Hanuma Vihari played a gritty unbeaten 23-run knock in India's second innings despite suffering a hamstring injury not long after arriving at the crease.
More than the runs he scored, it was the 161 deliveries he faced and his four-hour vigil at the crease that helped India secure a creditable draw.
During a discussion on the Sony Sports network, Sanjay Manjrekar and Ajit Agarkar shared their views about the fighting knock played by Hanuma Vihari.
Manjrekar started by pointing out that Vihari would have been under pressure while coming out to bat as he has not been amongst the runs this series, with his position in the team at stake.
He added that the hamstring injury the Andhra batsman suffered while running between the wickets compounded his challenges.
"Just imagine it was a career-saving knock for him. He knew that if he didn't score runs in this match, he might be dropped from the next match. And when he went in under pressure and the second new ball was also due, he injured his hamstring. So imagine what he might have been thinking that all the world's forces were against him," said Manjrekar.

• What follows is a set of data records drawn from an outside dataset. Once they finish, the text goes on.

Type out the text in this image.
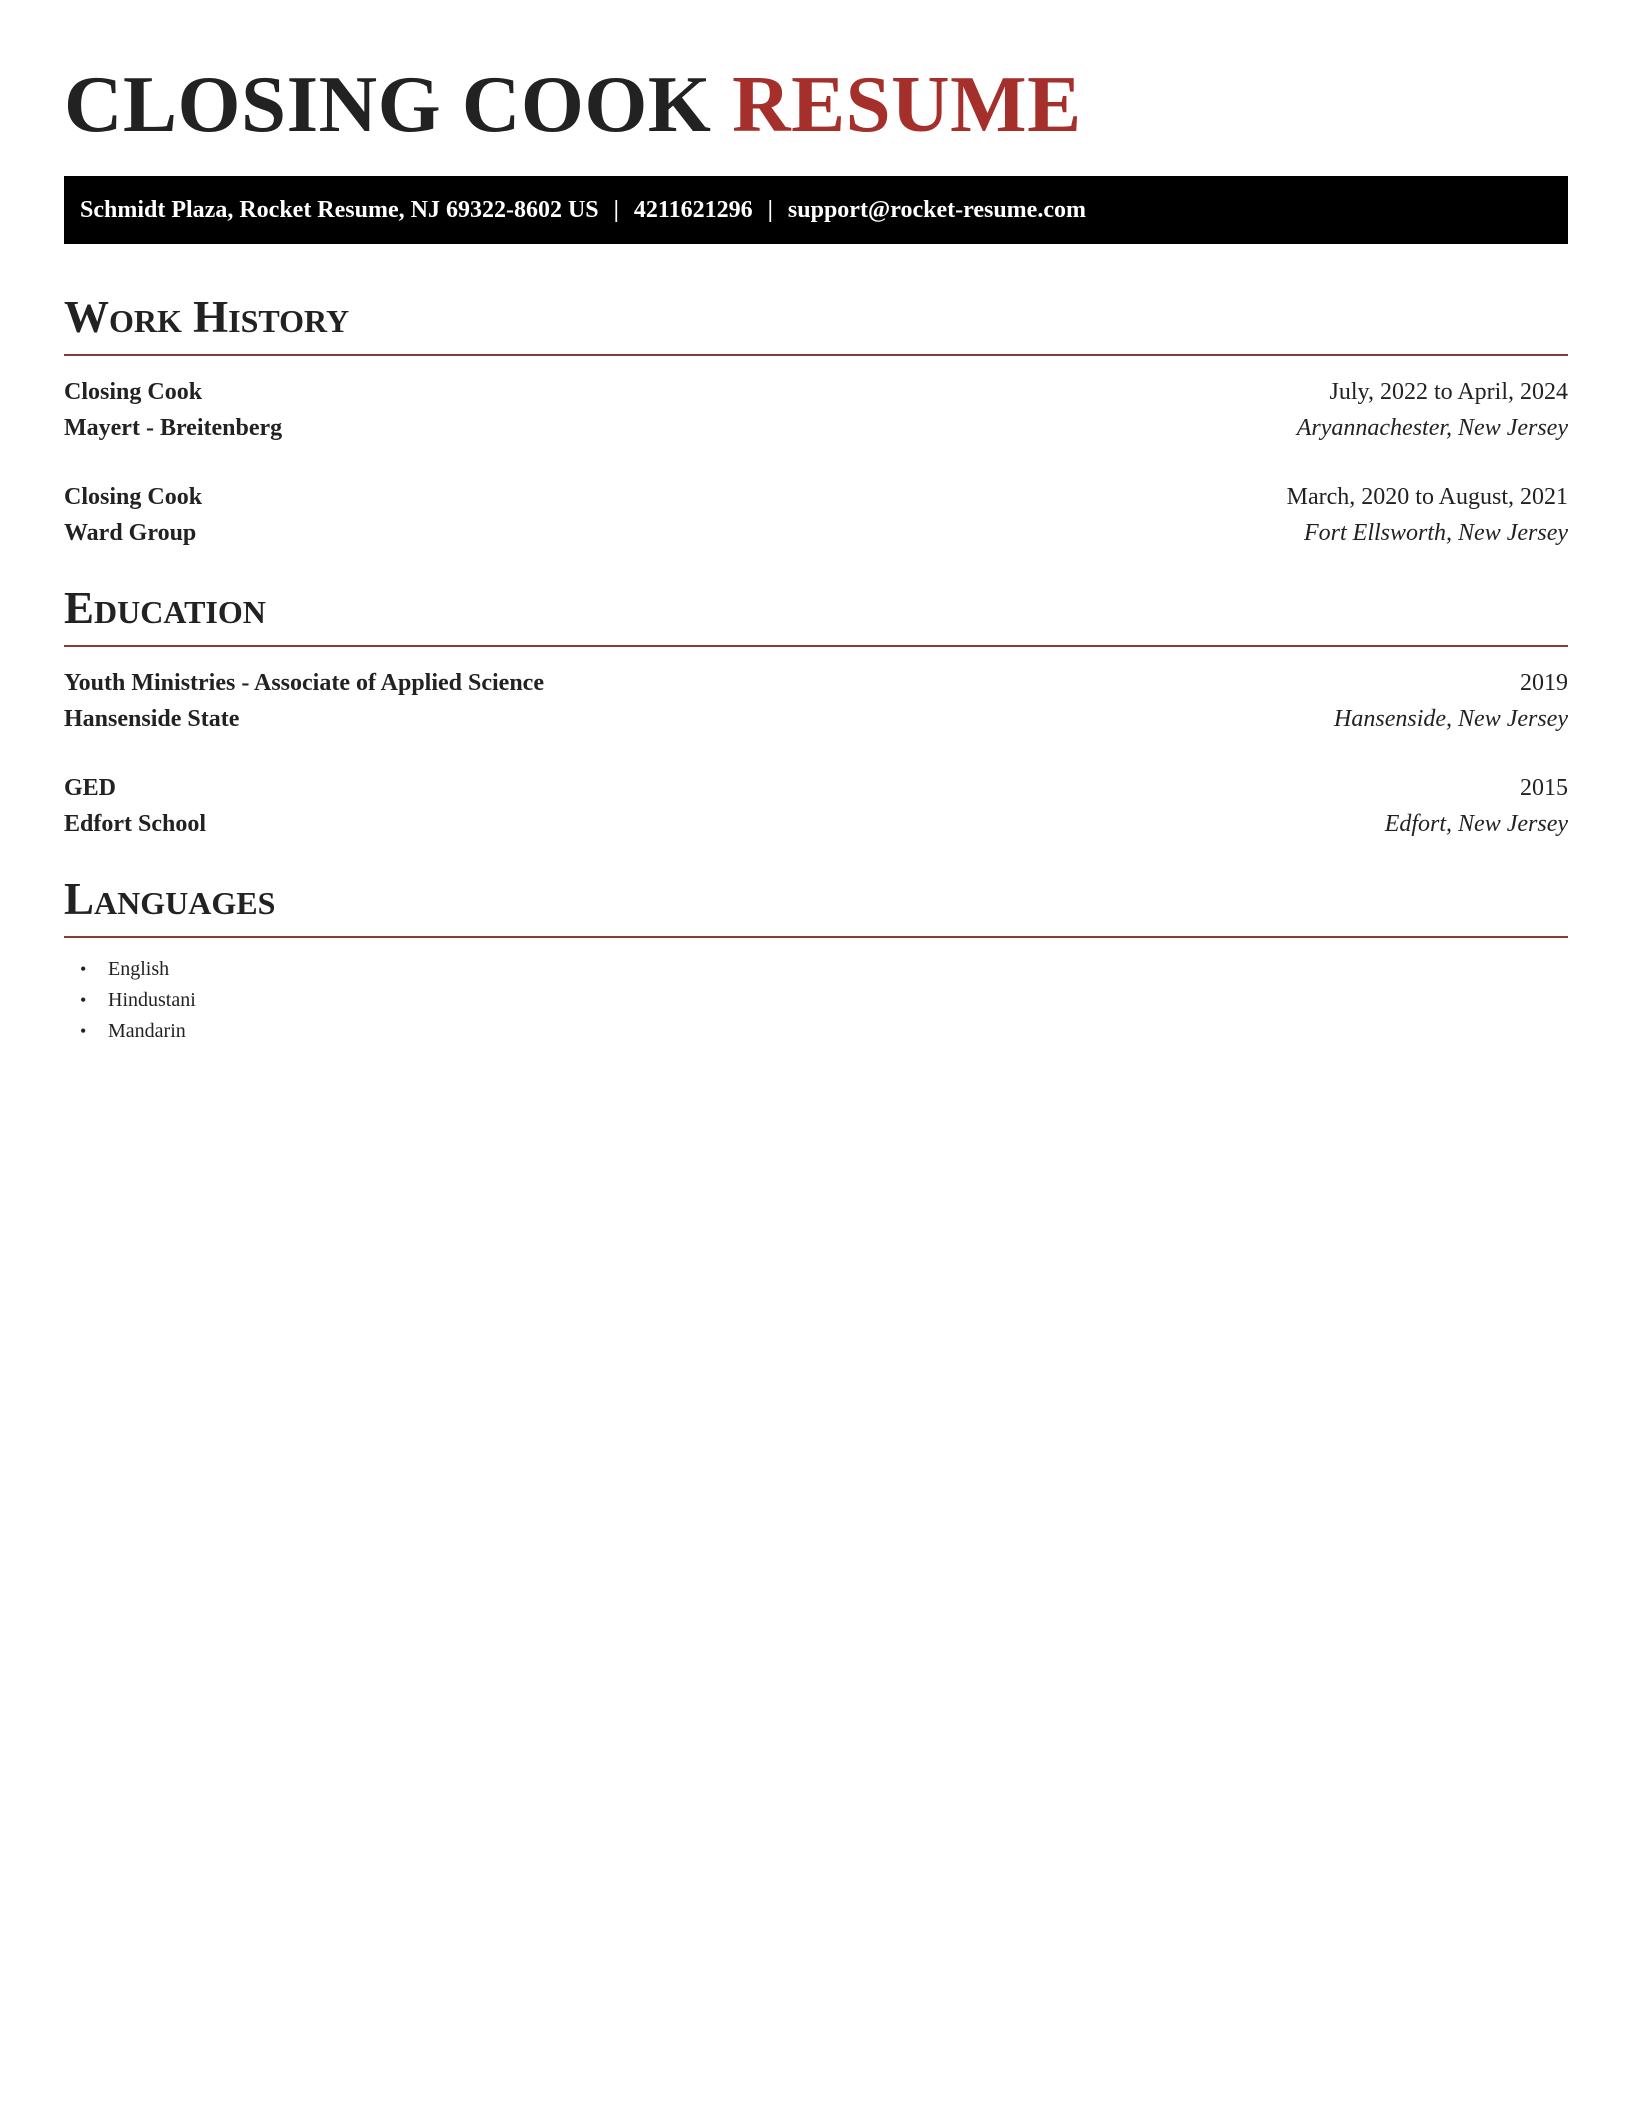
CLOSING COOK RESUME
Schmidt Plaza, Rocket Resume, NJ 69322-8602 US | 4211621296 | support@rocket-resume.com
Work History
Closing Cook	July, 2022 to April, 2024
Mayert - Breitenberg	Aryannachester, New Jersey
Closing Cook	March, 2020 to August, 2021
Ward Group	Fort Ellsworth, New Jersey
Education
Youth Ministries - Associate of Applied Science	2019
Hansenside State	Hansenside, New Jersey
GED	2015
Edfort School	Edfort, New Jersey
Languages
•	English
•	Hindustani
•	Mandarin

Sanjay Manjrekar said that Hanuma Vihari's restraint had helped him bat the long hours.
"But in the end, he batted for four hours. So, you need to give credit to Hanuma Vihari. He is mild-natured but he was a symbol of patience," added Manjrekar.
Manjrekar also explained that Hanuma Vihari and Ravichandran Ashwin's defensive batting was a lesson for all the Indian batsmen for the Brisbane Test.
"Both Ashwin and Vihari showed one thing for the next Test match, that how you can defend. If you see Hanuma Vihari, he plays mostly on the back foot and stays inside the crease and doesn't come too far forward. And the manner in which Ashwin played Nathan Lyon, brilliant," stated Manjrekar.
Hanuma Vihari's bat did the talking: Ajit Agarkar
Ajit Agarkar was asked about Ravichandran Ashwin reacting to the Aussies chirping behind the wickets, while Hanuma Vihari was not even looking towards them.
The former Indian pacer responded that there was no need for Vihari to utter a word as his bat did all the talking.
"There is no need to react when you are doing the work with your bat. Some people like to talk while others do not. If it doesn't help someone's cricket, then he should stay quiet. And he did his job with the bat, so there was no need to talk as Australia came to know without that," said Agarkar.
Hanuma Vihari joined Cheteshwar Pujara in the middle with India needing to bat out more than 52 overs to secure a draw. He injured his hamstring while taking a quick single a few overs into his innings, and lost the company of Pujara soon thereafter.
However, he maintained his calm and composure as he played out the remaining 43 overs in the company of Ashwin to help India walk away with a memorable draw.